Gebze (/tr/), formerly known as Libyssa, Λίβυσσα (in Ancient Greek), is a working-class district and one of the municipalities in Kocaeli Province, Turkey. Its area is 418 km^{2}, and its population is 407,019 (2022). It is situated 65 km (30 mi) southeast of Istanbul, on the Gulf of Izmit, the eastern arm of the Sea of Marmara. Gebze is the largest district by population size in the province as of 2022, exceeding İzmit, the provincial capital.
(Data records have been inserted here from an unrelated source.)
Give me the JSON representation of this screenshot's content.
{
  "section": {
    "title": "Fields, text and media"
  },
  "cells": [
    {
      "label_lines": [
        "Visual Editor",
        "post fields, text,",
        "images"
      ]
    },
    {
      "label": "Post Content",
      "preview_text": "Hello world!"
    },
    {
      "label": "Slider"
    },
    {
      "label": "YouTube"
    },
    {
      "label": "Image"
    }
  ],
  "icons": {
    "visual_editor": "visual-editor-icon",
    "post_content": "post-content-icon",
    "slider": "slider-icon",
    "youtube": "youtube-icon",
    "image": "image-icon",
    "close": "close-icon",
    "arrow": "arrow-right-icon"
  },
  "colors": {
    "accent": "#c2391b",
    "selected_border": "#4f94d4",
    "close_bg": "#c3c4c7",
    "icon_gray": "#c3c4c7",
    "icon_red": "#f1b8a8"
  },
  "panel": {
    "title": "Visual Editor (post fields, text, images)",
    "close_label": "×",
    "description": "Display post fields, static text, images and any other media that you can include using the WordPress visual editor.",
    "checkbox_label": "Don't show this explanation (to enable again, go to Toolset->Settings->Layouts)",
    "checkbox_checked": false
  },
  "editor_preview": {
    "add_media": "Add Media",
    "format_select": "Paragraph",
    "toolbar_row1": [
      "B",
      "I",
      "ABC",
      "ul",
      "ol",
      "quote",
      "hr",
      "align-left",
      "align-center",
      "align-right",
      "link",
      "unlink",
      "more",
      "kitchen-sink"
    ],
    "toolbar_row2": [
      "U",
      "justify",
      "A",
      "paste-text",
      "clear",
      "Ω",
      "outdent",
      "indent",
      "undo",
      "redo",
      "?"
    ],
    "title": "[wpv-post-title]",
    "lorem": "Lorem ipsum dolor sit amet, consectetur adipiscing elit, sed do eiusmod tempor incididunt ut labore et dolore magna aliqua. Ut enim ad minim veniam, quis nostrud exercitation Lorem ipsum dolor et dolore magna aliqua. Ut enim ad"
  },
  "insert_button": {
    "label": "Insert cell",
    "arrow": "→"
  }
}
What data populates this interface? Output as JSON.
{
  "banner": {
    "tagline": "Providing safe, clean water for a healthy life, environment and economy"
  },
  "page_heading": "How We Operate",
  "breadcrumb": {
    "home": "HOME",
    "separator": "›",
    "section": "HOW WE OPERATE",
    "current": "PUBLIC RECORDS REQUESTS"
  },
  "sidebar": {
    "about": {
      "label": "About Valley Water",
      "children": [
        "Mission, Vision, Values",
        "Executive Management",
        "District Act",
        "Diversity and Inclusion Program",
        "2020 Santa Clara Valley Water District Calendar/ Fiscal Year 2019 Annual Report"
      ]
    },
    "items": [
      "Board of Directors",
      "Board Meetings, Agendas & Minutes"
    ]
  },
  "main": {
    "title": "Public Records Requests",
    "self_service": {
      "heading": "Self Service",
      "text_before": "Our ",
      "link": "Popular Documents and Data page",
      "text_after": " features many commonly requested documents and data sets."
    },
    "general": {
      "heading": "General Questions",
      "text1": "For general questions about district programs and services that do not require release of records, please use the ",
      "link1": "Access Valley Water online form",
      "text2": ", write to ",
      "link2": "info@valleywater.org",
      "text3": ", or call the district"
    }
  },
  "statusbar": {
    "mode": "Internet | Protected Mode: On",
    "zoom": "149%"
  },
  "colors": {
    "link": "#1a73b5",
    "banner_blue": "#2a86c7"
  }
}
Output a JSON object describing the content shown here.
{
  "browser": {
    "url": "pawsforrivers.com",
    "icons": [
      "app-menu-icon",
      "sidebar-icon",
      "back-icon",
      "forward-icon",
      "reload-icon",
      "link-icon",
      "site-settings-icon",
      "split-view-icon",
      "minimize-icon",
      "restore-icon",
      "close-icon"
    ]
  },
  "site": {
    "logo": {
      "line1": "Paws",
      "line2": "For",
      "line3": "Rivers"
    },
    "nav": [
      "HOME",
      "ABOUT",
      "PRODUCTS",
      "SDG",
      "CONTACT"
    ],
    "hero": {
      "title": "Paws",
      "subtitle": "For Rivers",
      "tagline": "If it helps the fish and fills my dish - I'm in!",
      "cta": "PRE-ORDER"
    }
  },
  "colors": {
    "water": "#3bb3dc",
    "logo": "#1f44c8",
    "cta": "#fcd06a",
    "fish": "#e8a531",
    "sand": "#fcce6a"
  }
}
Its population consists of a colossal working class, one of the largest in Turkey, as it hosts 10 industrial parks, which contain 1,384 companies and employ over 130,000 people.

==Geography==
The district of Gebze is located in the western portion of Kocaeli Province; with neighbors Körfez to the east; Pendik, Tuzla and Şile in Istanbul to the northwest, west and north respectively; Çayırova and Darıca to the southwest and Dilovası to the southeast.

==Composition==
There are 40 neighbourhoods in Gebze District:

- Adem Yavuz
- Ahatlı
- Arapçeşme
- Balçık
- Barış
- Beylikbağı
- Cumaköy
- Cumhuriyet
- Denizli
- Duraklı
- Elbizli
- Eskihisar
- Gaziler
- Güzeller
- Hacı Halil
- Hatipler
- Hürriyet
- İnönü
- İstasyon
- Kadıllı
- Kargalı
- Kirazpınar
- Köşklüçeşme
- Mevlana
- Mimar Sinan
- Mollafenari
- Muallimköy
- Mudarlı
- Mustafapaşa
- Osman Yılmaz
- Ovacık
- Pelitli
- Sultan Orhan
- Tatlıkuyu
- Tavşanlı
- Tepemanayır
- Ulus
- Yağcılar
- Yavuzselim
- Yenikent

==Transport==
The northern terminus of Osman Gazi Bridge falls within this area; the construction — having a total length of 4 kilometers (with a 1,550-meter main span) — bridges the Sea of Marmara from Kababurun to Dilburnu. The Gebze Metro began construction in 2018 for a 2026 opening. The Marmaray intercontinental commuter rail line connects Gebze to the European side of Istanbul.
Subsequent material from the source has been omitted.